考虑第一问。
发现这个东西长得很像二分图匹配,考虑建图,第 \(i\) 个盒子建 \(b_i\) 个左部点,第 \(i\) 个球建 \(a_i\) 个右部点,每个盒子的每个点往可以放的球的每个点连边。显然要求能被满足等价于,这个二分图存在一个左部点的完全匹配。
因为一个盒子的点本质相同,可以放一起考虑。根据 Hall 定理,要求能被满足的充要条件是 \(\forall T \subseteq \{1, 2, ..., m\}, \sum\limits_{x \in T} b_x \le \sum\limits_{x \in N(T)} a_x\),其中 \(N(T)\) 为 \(T\) 连向的右部点集合。
现在想删除最少个数的点,使得这个条件不满足。
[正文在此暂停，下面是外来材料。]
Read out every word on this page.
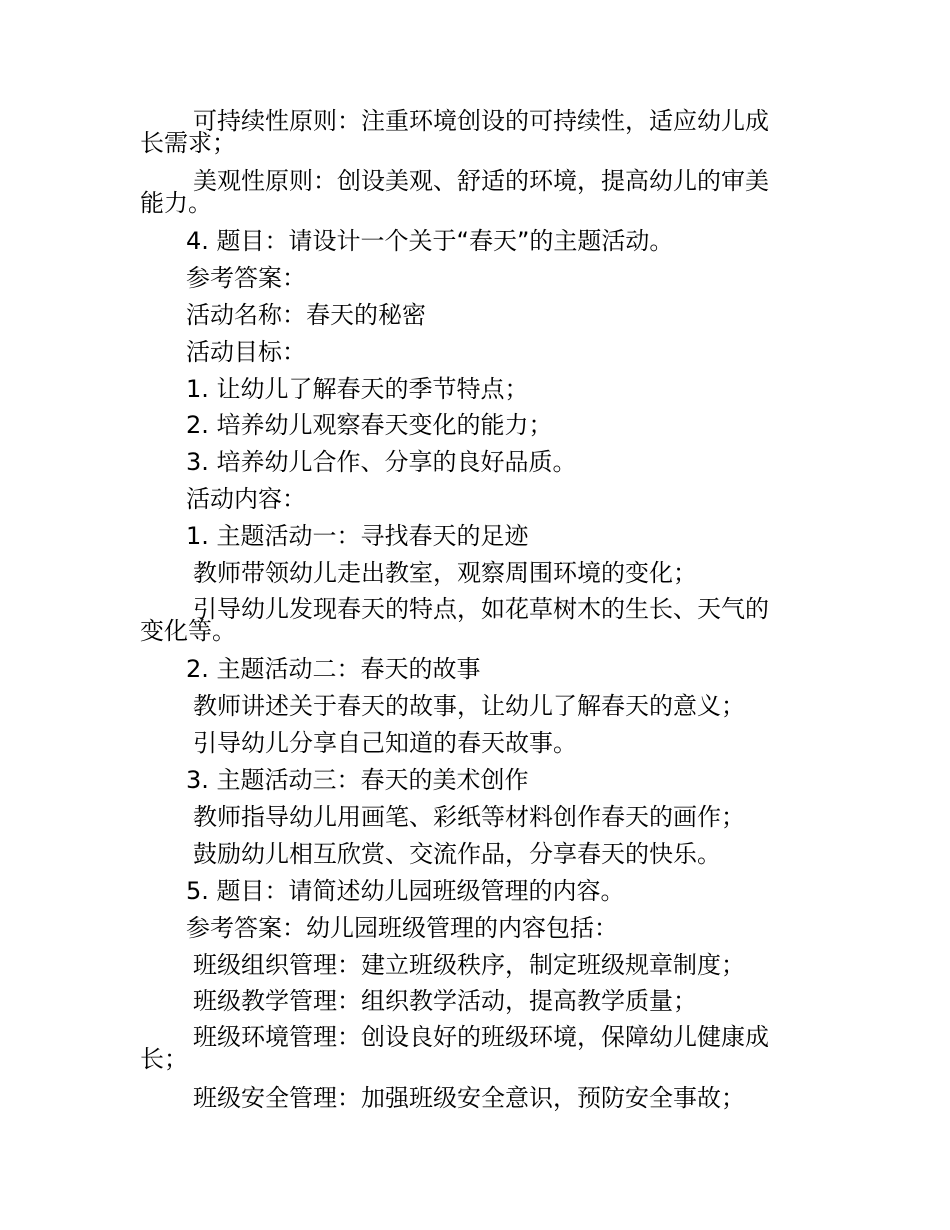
可持续性原则：注重环境创设的可持续性，适应幼儿成
长需求；
美观性原则：创设美观、舒适的环境，提高幼儿的审美
能力。
4. 题目：请设计一个关于“春天”的主题活动。
参考答案：
活动名称：春天的秘密
活动目标：
1. 让幼儿了解春天的季节特点；
2. 培养幼儿观察春天变化的能力；
3. 培养幼儿合作、分享的良好品质。
活动内容：
1. 主题活动一：寻找春天的足迹
教师带领幼儿走出教室，观察周围环境的变化；
引导幼儿发现春天的特点，如花草树木的生长、天气的
变化等。
2. 主题活动二：春天的故事
教师讲述关于春天的故事，让幼儿了解春天的意义；
引导幼儿分享自己知道的春天故事。
3. 主题活动三：春天的美术创作
教师指导幼儿用画笔、彩纸等材料创作春天的画作；
鼓励幼儿相互欣赏、交流作品，分享春天的快乐。
5. 题目：请简述幼儿园班级管理的内容。
参考答案：幼儿园班级管理的内容包括：
班级组织管理：建立班级秩序，制定班级规章制度；
班级教学管理：组织教学活动，提高教学质量；
班级环境管理：创设良好的班级环境，保障幼儿健康成
长；
班级安全管理：加强班级安全意识，预防安全事故；
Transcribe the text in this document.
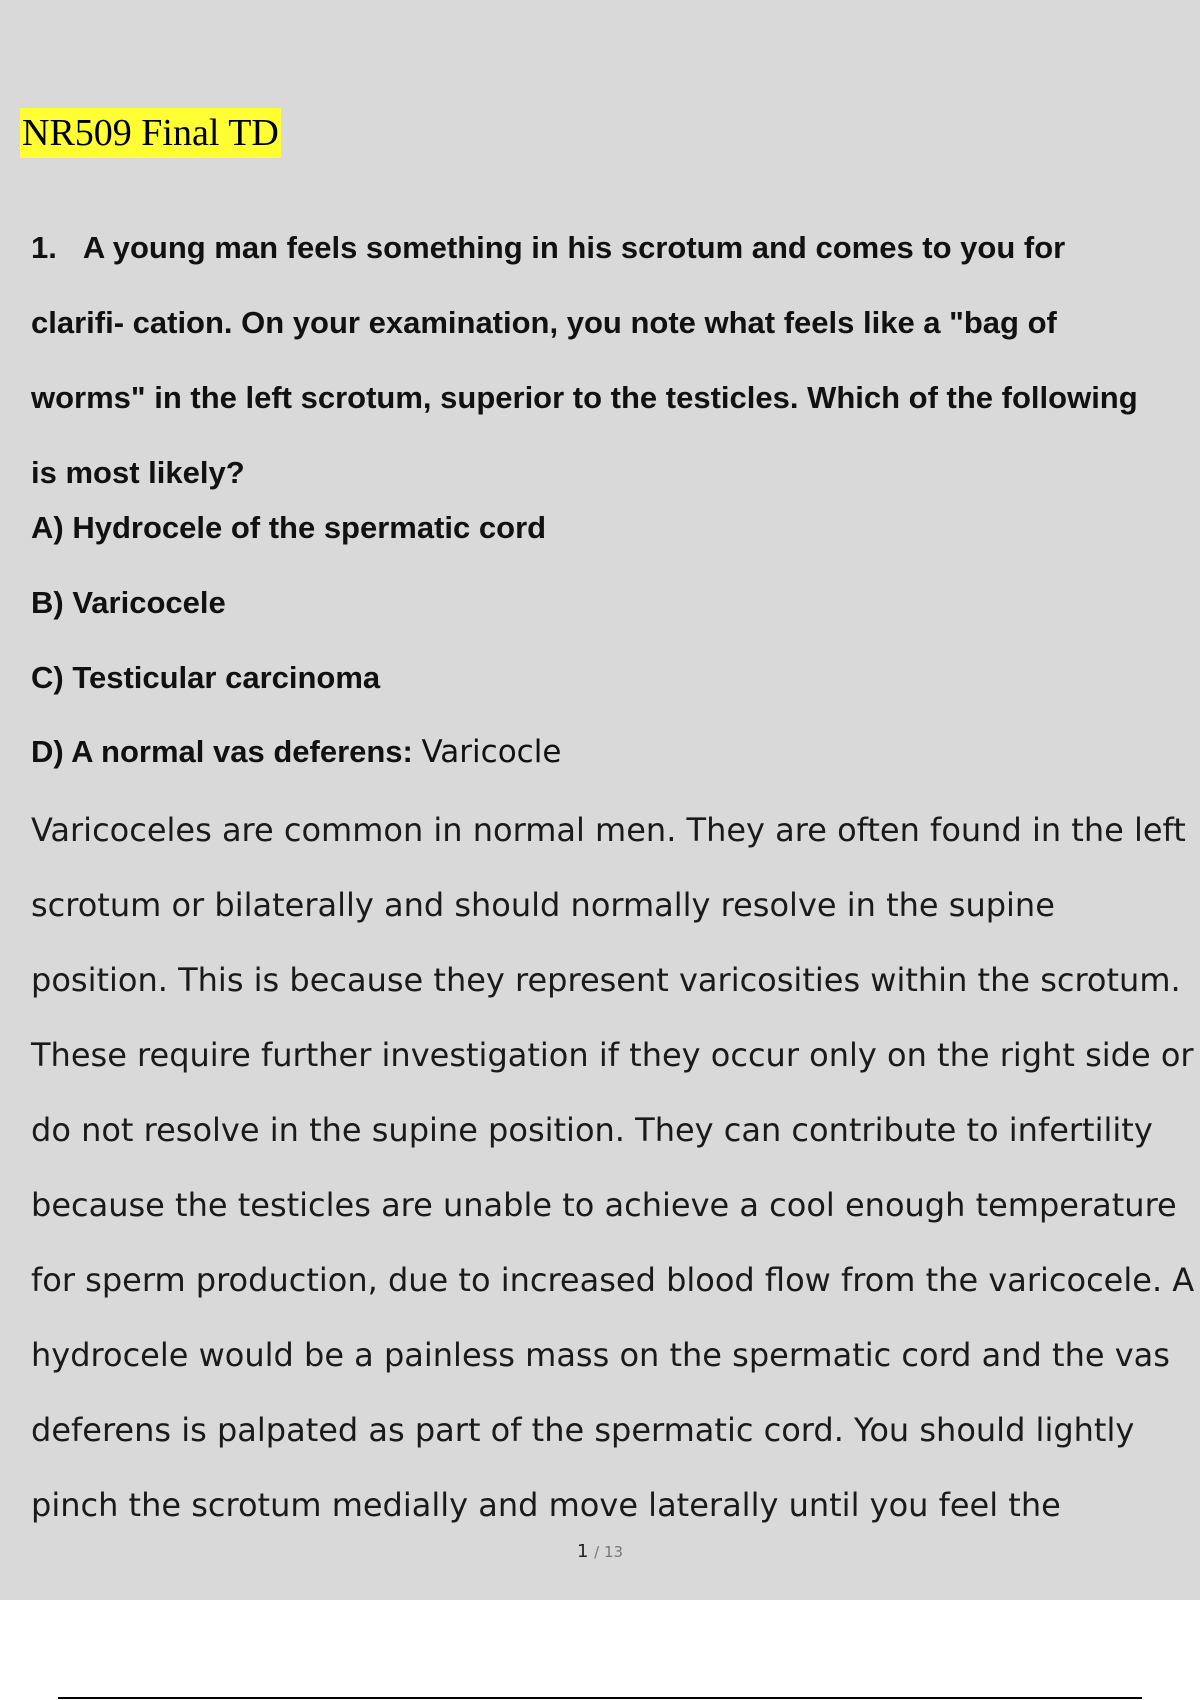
NR509 Final TD
1. A young man feels something in his scrotum and comes to you for
clarifi- cation. On your examination, you note what feels like a "bag of
worms" in the left scrotum, superior to the testicles. Which of the following
is most likely?
A) Hydrocele of the spermatic cord
B) Varicocele
C) Testicular carcinoma
D) A normal vas deferens: Varicocle
Varicoceles are common in normal men. They are often found in the left
scrotum or bilaterally and should normally resolve in the supine
position. This is because they represent varicosities within the scrotum.
These require further investigation if they occur only on the right side or
do not resolve in the supine position. They can contribute to infertility
because the testicles are unable to achieve a cool enough temperature
for sperm production, due to increased blood flow from the varicocele. A
hydrocele would be a painless mass on the spermatic cord and the vas
deferens is palpated as part of the spermatic cord. You should lightly
pinch the scrotum medially and move laterally until you feel the
1 / 13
显然答案是 \(\min\limits_{T} (\sum\limits_{x \in N(T)} a_x - \sum\limits_{x \in T} b_x + 1)\)。
但是显然不能直接枚举 \(T\)。考虑枚举 \(N(T)\),那么对应的 \(\sum\limits_{x \in T} b_x\) 可以一遍高维前缀和求出。设 \(f_S = \sum\limits_{i \in S} a_i, g_S = \sum\limits_{N(\{x\}) \subseteq S} b_x\),那么第一问的答案是 \(M = \min\limits_S\{f_S - g_S + 1 \mid g_S > 0\}\)。\(g_S > 0\) 是因为 \(S = N(T)\) 要存在。
考虑第二问。
一个简单的想法是,枚举满足 \(f_S - g_S + 1 = M\) 的集合 \(S\),把 \(\binom{f_S}{M}\) 求和。但是这样会算重,因为所有满足 \(f_S - g_S + 1 = M\) 的集合 \(S\) 有重叠部分。
不妨枚举删除的点所在集合 \(S\),设 \(h_S\) 为在 \(S\) 中选 \(M\) 个点,并且每个在 \(S\) 中的球都至少被选一个。答案即 \(\sum\limits_{S} [\exists T \supseteq S, f_T - g_T + 1 = M] h_S\)。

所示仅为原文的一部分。